Nestes últimos quatro anos do ainda actual mandato autárquico, após a pseudo reforma do mapa administrativo de 2012 e da questionável alteração do quadro legislativo de 2013, perdeu-se demasiado tempo sob a pressão política e governativa do défice e esqueceu-se a realidade do país. Não houve a preocupação de avaliar os efeitos da reforma, dos impactos na fusão das freguesias, na legislação incoerente de atribuição de competências e de estruturação das freguesias, autarquias e comunidades intermunicipais. Em abril de 2016, o Secretário de Estado das Autarquias Locais, Carlos Miguel, anunciava a possibilidade de revisão do mapa administrativo autárquico revisto em 2012 e implementado em 2013, com a eventualidade de reposição de algumas freguesias agregadas. No final do mesmo ano e já durante o presente, António Costa anunciou que estava previsto para o após eleições do dia 1 de outubro uma forte descentralização de competências para o Poder Local. Se a notícia não deixa de ser positiva, por outro lado não deixa de assustar… e muito.

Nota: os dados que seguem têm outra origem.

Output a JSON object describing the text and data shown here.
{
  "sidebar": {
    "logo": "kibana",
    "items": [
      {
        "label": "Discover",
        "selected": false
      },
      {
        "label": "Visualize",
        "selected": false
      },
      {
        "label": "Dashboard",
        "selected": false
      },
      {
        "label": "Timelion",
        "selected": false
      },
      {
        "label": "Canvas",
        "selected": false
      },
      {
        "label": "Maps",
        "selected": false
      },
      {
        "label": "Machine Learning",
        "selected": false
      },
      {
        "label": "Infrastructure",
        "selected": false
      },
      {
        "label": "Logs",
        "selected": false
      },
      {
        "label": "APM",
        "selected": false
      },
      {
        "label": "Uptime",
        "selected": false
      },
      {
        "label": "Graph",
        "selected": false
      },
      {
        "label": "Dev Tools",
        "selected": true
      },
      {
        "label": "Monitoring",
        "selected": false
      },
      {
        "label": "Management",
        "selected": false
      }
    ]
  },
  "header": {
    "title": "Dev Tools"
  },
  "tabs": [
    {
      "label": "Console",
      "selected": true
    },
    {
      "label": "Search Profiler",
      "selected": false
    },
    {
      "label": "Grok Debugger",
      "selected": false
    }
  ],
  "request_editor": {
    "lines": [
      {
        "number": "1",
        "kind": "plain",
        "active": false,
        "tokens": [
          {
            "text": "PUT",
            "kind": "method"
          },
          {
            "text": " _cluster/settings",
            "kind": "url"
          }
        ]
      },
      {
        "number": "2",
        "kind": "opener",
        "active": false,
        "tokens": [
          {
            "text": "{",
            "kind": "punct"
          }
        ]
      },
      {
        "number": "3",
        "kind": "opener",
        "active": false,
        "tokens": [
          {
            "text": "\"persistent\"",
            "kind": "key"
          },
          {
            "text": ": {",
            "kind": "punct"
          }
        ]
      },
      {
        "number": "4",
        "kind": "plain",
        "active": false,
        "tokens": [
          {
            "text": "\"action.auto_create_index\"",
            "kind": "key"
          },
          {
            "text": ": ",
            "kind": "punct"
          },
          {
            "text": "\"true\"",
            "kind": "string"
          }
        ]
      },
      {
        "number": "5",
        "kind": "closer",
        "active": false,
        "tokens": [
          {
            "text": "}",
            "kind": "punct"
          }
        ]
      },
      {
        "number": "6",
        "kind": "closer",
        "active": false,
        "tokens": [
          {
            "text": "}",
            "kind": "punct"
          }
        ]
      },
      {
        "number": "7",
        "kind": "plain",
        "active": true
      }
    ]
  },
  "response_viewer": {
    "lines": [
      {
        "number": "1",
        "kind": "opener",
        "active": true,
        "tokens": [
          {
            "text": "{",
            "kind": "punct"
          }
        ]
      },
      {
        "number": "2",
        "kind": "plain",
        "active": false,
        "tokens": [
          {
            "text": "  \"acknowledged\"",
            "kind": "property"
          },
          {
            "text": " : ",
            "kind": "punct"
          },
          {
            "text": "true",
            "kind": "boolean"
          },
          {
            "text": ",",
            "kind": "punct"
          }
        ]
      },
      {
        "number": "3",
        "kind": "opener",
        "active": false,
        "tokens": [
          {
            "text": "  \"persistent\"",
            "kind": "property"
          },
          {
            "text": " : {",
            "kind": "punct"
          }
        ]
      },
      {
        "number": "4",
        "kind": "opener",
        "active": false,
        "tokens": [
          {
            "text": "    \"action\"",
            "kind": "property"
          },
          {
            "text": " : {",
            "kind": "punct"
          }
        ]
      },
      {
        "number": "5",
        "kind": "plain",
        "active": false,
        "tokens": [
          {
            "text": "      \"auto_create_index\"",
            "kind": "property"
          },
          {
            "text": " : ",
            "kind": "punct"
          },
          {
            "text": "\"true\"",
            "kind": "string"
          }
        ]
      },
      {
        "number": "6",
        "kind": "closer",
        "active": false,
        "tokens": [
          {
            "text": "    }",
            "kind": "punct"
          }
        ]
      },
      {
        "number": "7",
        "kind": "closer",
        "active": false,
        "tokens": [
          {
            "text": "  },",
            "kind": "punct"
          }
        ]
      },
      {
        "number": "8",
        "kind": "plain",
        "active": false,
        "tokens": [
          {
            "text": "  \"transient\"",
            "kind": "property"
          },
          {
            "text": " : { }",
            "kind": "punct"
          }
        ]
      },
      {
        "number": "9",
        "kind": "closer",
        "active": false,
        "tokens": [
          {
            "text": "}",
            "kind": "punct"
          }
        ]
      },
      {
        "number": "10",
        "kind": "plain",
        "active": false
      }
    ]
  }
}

Voltar a desagregar freguesias sem uma avaliação rigorosa, sem que sejam analisadas as distintas realidades de cada comunidade (para não se cair, de novo, no método “régua e esquadro”), sem que seja incluída igualmente uma revisão do mapa administrativo municipal (a eventual fusão de municípios) afigura-se um processo desastroso.
Delegar e descentralizar competências para as autarquias sem prever que isso signifique um maior domínio político das autarquias sobre as freguesias ou sem que haja, primeiro, uma global alteração da estruturação do Poder Local, são medidas desagregadas e inconsistentes.
Portugal tem que, definitivamente, parar para pensar e repensar o Poder Local: a sobreposição administrativa da gestão política e territorial das freguesias e dos municípios, legitimamente eleitos com a mesma expressão democrática, sem que isso signifique um dependência e subserviência políticas das freguesias perante os municípios; uma alteração profunda no quadro legislativo eleitoral autárquico que atribua maiores responsabilidades às Assembleias Municipais e às Assembleias de Freguesia, para além da inconsequente função fiscalizadora (onde caibam responsabilidades de aprovação directa do Executivo e novas funções deliberativas/legislativas, por exemplo, mais responsabilidade no planeamento e urbanismo, responsabilidades na fixação das taxas e impostos, na fixação de regulamentos); no mesmo âmbito, uma alteração da lei eleitoral que permita a formação e aprovação de Executivos monocolores, por escolha do Presidente eleito ou emanados das Assembleias; uma descentralização de competências concretas e reais seja ao nível das autarquias (municípios e freguesias), seja ao nível das comunidades intermunicipais; terminado o papel dos governadores civis, uma redefinição de gestão territorial baseada no mapa administrativa das Comunidades Intermunicipais (NUTS III); uma legislação das finanças locais que determine mais autonomia, melhor definição de transferências orçamentais e uma maior participação na gestão dos Fundos Comunitários.
No fundo, o que se espera ao fim de 41 anos de Poder Local é que as Comunidades Intermunicipais, os Municípios e as Freguesias, devidamente estruturadas, sejam parte activa e relevante no desenvolvimento democrático, económico, social e cultural, do país, face à sua óbvia e natural natureza.
É, por tudo isto, tão importante VOTAR.